平成21年度要求額:879百万円
(平成20年度予算額:503百万円)
発達障害を含む全ての障害のある幼児児童生徒の支援のため、医師や大学教員等の外部専門家による巡回指導、各種教員研修などを実施することにより、特別支援教育を総合的に推進する。
平成21年度においては、引き続き管理職をはじめとする各種教員等研修を実施する。これらの研修を通じて、教員等の特別支援教育に対する理解を高めることにより、校内の障害のある幼児児童生徒の実態把握や支援の在り方を検討する「校内委員会の設置」や、校内の関係者や福祉・医療等の関係機関との連絡調整及び保護者に対する学校の窓口として特別支援教育のコーディネーター的役割を担う「特別支援教育コーディネーターの指名」等の支援体制を整備する。また、各都道府県からの要望が極めて高い医師や大学教員等の外部専門家による巡回指導の更なる充実や、学校教育法に定められた特別支援学校のセンター的機能の強化を行う。学校がこれらの指導や助言を受けることにより、障害のある幼児児童生徒一人一人の教育的ニーズを把握し、長期的な視点に立ち、医療、福祉、労働等の様々な側面から教育的支援の目標や内容、役割等を記載した「個別の教育支援計画」の策定や幼児児童生徒一人一人の障害の状態等に応じたきめ細かな指導を行うための「個別の指導計画」の作成等、支援の一層の充実を図る。さらに、教員志望等の学生を活用し、幼児児童生徒の支援を行う「学生支援員」や乳幼児期から成人期まで一貫した支援を行うグランドモデル地域の拡充も行う。

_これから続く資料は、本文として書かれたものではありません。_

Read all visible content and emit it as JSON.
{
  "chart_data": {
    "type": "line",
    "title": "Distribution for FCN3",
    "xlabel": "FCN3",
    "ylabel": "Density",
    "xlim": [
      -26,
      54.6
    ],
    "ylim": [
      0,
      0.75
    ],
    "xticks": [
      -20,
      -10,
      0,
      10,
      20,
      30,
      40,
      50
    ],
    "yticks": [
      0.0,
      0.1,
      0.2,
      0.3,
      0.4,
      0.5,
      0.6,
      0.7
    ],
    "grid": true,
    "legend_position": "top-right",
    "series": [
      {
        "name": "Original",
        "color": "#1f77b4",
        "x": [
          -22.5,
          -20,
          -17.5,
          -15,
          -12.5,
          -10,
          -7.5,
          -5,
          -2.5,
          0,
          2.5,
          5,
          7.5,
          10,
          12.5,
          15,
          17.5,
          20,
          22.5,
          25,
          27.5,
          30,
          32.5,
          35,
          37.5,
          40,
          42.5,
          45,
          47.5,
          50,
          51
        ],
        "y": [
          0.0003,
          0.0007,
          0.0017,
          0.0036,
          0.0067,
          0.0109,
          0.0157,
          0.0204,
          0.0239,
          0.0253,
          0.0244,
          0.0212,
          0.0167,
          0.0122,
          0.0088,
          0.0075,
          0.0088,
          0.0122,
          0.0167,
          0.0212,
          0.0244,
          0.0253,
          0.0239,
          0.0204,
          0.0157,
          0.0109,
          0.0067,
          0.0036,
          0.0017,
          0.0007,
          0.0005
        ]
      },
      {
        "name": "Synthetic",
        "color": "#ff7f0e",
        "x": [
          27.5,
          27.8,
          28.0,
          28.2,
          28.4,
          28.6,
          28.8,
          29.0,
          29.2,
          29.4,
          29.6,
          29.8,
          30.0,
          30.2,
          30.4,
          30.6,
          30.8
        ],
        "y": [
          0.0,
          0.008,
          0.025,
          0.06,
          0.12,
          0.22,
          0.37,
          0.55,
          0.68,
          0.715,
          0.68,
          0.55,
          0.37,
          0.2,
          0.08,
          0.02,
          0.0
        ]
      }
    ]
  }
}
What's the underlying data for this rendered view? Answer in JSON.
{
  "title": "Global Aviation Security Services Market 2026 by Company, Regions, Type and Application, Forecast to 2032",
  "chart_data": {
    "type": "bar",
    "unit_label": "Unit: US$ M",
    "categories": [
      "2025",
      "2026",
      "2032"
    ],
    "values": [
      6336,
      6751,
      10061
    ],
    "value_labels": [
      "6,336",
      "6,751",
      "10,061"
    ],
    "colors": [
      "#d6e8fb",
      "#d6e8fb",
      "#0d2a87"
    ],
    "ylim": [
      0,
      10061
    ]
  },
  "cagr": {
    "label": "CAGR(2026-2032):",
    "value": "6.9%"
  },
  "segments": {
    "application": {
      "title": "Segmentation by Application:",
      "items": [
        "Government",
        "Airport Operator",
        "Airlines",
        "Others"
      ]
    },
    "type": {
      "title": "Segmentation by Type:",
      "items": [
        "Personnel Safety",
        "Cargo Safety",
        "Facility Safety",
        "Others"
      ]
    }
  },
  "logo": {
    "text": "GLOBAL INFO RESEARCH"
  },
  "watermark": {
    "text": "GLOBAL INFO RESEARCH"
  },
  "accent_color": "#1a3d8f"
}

これらを通じ、特別支援教育の理念・趣旨である障害のある幼児児童生徒一人一人の教育的ニーズに応じた適切な指導や必要な支援の実現を目指す。
公立の小・中学校における「個別の指導計画の作成率」、「個別の教育支援計画の策定率」、幼稚園、高等学校における「校内委員会の設置率」、「特別支援教育コーディネーターの指名率」
平成19年度特別支援教育体制整備状況調査
文部科学省で実施する「特別支援教育体制整備状況調査」により行う。
特別支援教育は、障害のある幼児児童生徒一人一人の教育的ニーズに応じた適切な指導や必要な支援を行うものである。平成19年4月に改正学校教育法が施行され、全国の幼稚園、小・中学校、高等学校、特別支援学校等において、支援体制の整備が進められている。小・中学校においては、基礎的な体制は整備されつつあるが、一人一人ニーズに応じた支援の充実が求められており、幼稚園や高等学校は小・中学校に比べ体制整備が遅れている等、それぞれにおいて様々な課題があり、本事業を通して特別支援教育の体制整備を総合的に推進する必要がある。
平成15年度より実施している「特別支援教育体制推進事業」の成果により、平成15年度に57.4パーセントだった公立の小・中学校における「校内委員会の設置率」や19.2パーセントだった「特別支援教育コーディネーターの指名率」がいずれも平成19年度には99.5パーセントとなる等、特別支援教育の体制は着実に整備されつつある。公立の小・中学校においては、今後は一人一人のニーズに応じた支援体制の整備が求められているところであり、本事業を通じて「個別の指導計画の作成率」や「個別の教育支援計画の策定率」を向上させることが見込まれる。
また、小・中学校に比べ、体制整備が遅れていた幼稚園、高等学校においても、本事業を活用することにより、「校内委員会の設置率」や「特別支援教育コーディネーターの指名率」を向上させ、特別支援教育に関する基礎的な体制の整備を推進することが見込まれる。
本事業は、支出委任に基づき、各都道府県おいて事業の実施をしている。本事業の実施を通じて特別支援教育の総合的な体制整備が進むものと考えている。
本事業の予算規模(879百万円)に対して、アウトプットとして、各都道府県において本事業を実施することを通して、幼稚園、小・中学校、高等学校及び特別支援学校等における特別支援教育の体制整備が進むことを考えると本事業のインプットとアウトプットの関係は効果的と判断する。
都道府県の事業として実施することとした場合には、都道府県の財政状況等により、取組に差が出てくることが考えられる。そのため、平成19年4月に改正学校教育法を施行し、制度改正を行った国が責任を持って、全国どこでも子ども一人一人のニーズに応じた支援が受けられ特別支援教育体制を整備する必要がある。